Photo: David Wagnières
Les fidèles se retrouvaient dans un foyer de travailleurs dont une salle a été aménagée en lieu de prière. Le préfet a décidé que son accès serait désormais interdit aux gens de l'extérieur car le président d'Asli, un présumé salafiste fiché S, était suspecté d'endoctriner les résidents du foyer dont de jeunes migrants. Celui-ci, qui a travaillé comme bagagiste à l'aéroport de Genève, a été assigné à résidence dans le cadre de l'état d'urgence en vigueur en France puis condamné à cinq mois de prison pour s'être rendu, malgré son interdiction de déplacement, à l'école Ecoris de Chambéry (Savoie) où il prépare un Brevet de technicien supérieur en transport et logistique. Thierry Pellegin, le directeur de cette école, s'est dit très surpris par cette interpellation. «C'est un élève au comportement exemplaire, très studieux et respectueux des règles», commente-t-il. Laurent Bizien, son avocat, a qualifié le jugement «de disproportionné et rendu dans un contexte où il fallait faire un exemple».
Apaiser les tensions
La condamnation a choqué également le quartier des Valignons où vit le jeune homme. L'un de ses cousins raconte: «Il a appelé la police pour prévenir qu'il devait se rendre à ses cours et il a été interpellé là-bas, il ne voulait pas s'enfuir, juste poursuivre sa formation». Dépeint par le maire comme un prédicateur autoproclamé très charismatique, le président d'Asli est selon ses proches un garçon timide et discret, au casier judiciaire vierge. Le cousin: «Il est croyant sans être un fanatique, grâce à lui le quartier est devenu tranquille parce que beaucoup de jeunes ont repris un droit chemin, celui de la religion et du respect de la loi. Le maire n'a pas supporté l'influence d'Asli dans le quartier et il a monté cette affaire d'imam salafiste autoproclamé».

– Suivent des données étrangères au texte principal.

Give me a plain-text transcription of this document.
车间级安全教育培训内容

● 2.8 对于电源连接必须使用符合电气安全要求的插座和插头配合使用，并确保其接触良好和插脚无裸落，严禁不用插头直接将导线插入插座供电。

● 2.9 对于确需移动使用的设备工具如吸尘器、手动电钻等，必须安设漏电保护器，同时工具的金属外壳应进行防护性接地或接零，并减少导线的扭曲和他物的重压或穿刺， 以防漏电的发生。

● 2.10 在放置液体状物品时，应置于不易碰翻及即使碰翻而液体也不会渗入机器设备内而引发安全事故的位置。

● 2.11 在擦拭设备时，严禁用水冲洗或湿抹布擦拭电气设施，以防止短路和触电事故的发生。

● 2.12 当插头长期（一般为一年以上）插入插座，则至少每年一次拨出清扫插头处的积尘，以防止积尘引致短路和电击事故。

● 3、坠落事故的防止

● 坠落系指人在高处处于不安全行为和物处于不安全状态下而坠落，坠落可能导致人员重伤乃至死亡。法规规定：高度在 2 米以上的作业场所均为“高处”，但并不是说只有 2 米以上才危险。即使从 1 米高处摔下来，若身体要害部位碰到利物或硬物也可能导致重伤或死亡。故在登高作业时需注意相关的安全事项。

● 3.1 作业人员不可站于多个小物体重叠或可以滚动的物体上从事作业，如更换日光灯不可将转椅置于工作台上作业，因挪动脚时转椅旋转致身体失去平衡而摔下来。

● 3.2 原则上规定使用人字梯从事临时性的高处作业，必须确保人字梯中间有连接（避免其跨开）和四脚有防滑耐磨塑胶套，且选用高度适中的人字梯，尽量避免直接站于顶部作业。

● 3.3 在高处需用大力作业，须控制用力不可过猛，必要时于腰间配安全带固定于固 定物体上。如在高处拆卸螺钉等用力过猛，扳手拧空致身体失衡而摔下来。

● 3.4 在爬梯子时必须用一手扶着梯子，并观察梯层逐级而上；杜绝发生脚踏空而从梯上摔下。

Atamna Derradji avait tiré la sonnette d'alarme au sujet du lieu de prière de Marnaz animé par des gens non qualifiés. Des élus lui avaient suggéré d'aller y mettre un peu d'ordre mais il a estimé ne pas avoir la compétence et la légitimité pour intervenir. «Mes responsabilités s'arrêtent à Cluses. Mais je répondrai présent quand il faudra réfléchir à la construction d'un vrai lieu de culte dans le cadre d'un projet intercommunal. La réponse à tous nos soucis passe par là». Loïc Hervé a fait un pas en rencontrant la semaine passée à Paris Anouar Kbibech, le tout nouveau président du Conseil français du culte musulman. Il l'a l'invité à se rendre dans la vallée de l’Arve pour lui parler de la situation. Une visite qui si elle est organisée devrait apaiser les tensions qui restent vives. Loïc Hervé a reçu des menaces de mort à caractère raciste mais les gendarmes sont remontées jusqu'à leur auteur connu des forces de l'ordre mais pas pour des faits de radicalisation.